少し話は変わるんだけどエリスが狙われる理由ってわかるかい?」
「わかりません。珍しい血筋というわけでもないし固有術式を持っている訳でもないので。」
「バレてしまったから明かすけど固有術式の能力の中で真偽を確かめる物、固有術式を見破る物があるんだけど、エリス、君固有術式を持っているよ。まだ発現してないみたいで能力まではわからないんだけどね。」
「えぇ?!私に固有術式?!本当ですか?嬉しい!」
「きっとこの旅の何処かで発現するさ!」
エリスの固有術式があると判明し次に目指すのは固有術式の解放そして更に最初の禁断の果実を目指して2人はベリター王国を目指す。
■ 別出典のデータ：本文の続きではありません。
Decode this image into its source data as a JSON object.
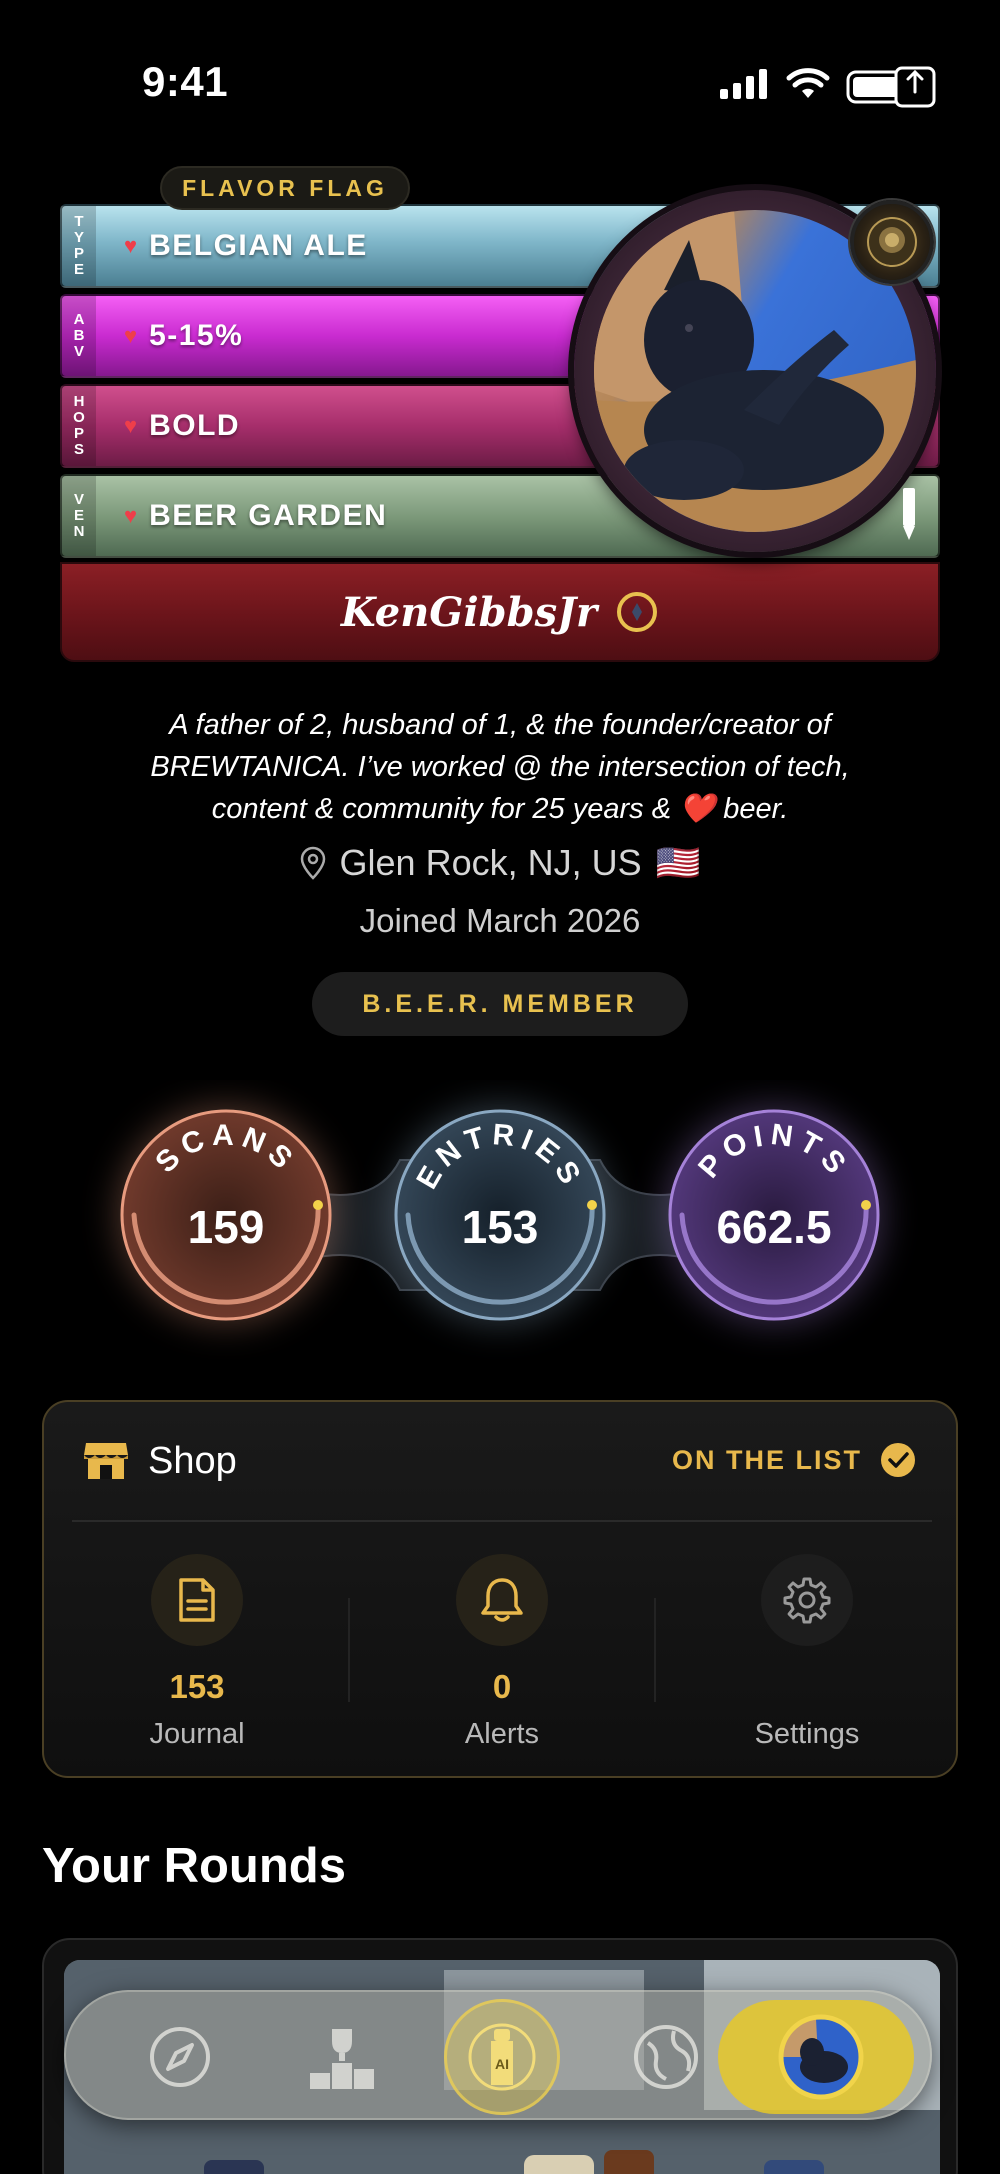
{
  "status_bar": {
    "time": "9:41"
  },
  "flavor_flag": {
    "title": "FLAVOR FLAG",
    "rows": [
      {
        "side": [
          "T",
          "Y",
          "P",
          "E"
        ],
        "value": "BELGIAN ALE"
      },
      {
        "side": [
          "A",
          "B",
          "V"
        ],
        "value": "5-15%"
      },
      {
        "side": [
          "H",
          "O",
          "P",
          "S"
        ],
        "value": "BOLD"
      },
      {
        "side": [
          "V",
          "E",
          "N"
        ],
        "value": "BEER GARDEN"
      }
    ]
  },
  "profile": {
    "username": "KenGibbsJr",
    "bio": "A father of 2, husband of 1, & the founder/creator of BREWTANICA. I’ve worked @ the intersection of tech, content & community for 25 years & ❤️ beer.",
    "location": "Glen Rock, NJ, US",
    "location_flag": "🇺🇸",
    "joined": "Joined March 2026",
    "member_badge": "B.E.E.R. MEMBER"
  },
  "stats": [
    {
      "label": "SCANS",
      "value": "159",
      "color": "#e79b7f"
    },
    {
      "label": "ENTRIES",
      "value": "153",
      "color": "#8aa8c2"
    },
    {
      "label": "POINTS",
      "value": "662.5",
      "color": "#a582d8"
    }
  ],
  "shop": {
    "title": "Shop",
    "status": "ON THE LIST",
    "items": [
      {
        "icon": "document-icon",
        "count": "153",
        "label": "Journal"
      },
      {
        "icon": "bell-icon",
        "count": "0",
        "label": "Alerts"
      },
      {
        "icon": "gear-icon",
        "count": "",
        "label": "Settings"
      }
    ]
  },
  "rounds": {
    "title": "Your Rounds"
  },
  "tab_bar": {
    "tabs": [
      "compass-icon",
      "trophy-podium-icon",
      "ai-bottle-icon",
      "globe-beer-icon",
      "profile-avatar-icon"
    ],
    "active": "profile-avatar-icon"
  },
  "colors": {
    "accent_gold": "#e8b84c",
    "name_bar_red": "#6a141a"
  }
}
2人は夜中にアクト村をあとにした。村長さんには話をしてあまり盛大な別れにならないようにだ。
<小生成>
「村長さんこれをなくさないようもっていてください。きっといいお守りになりますよ。」
ウルトは村長さんにペンダントを渡すとエリスと一緒に村を出てベリター王国の王都を目指していくのだった。
ウルトとエリスがアクト村に来る数日前
???「わりぃなこの村で一番いい鍛冶師は誰だ?」
謎の大きな男が一人で旅をしていたようで村を訪れていた。
???「この素材を使って三節棍作ってもらいてぇんだが」
その男は大金とともに三節棍の材料を持ってきて村一番の鍛冶師に三節棍を作らせ、完成するとすぐに村をあとにするのだった。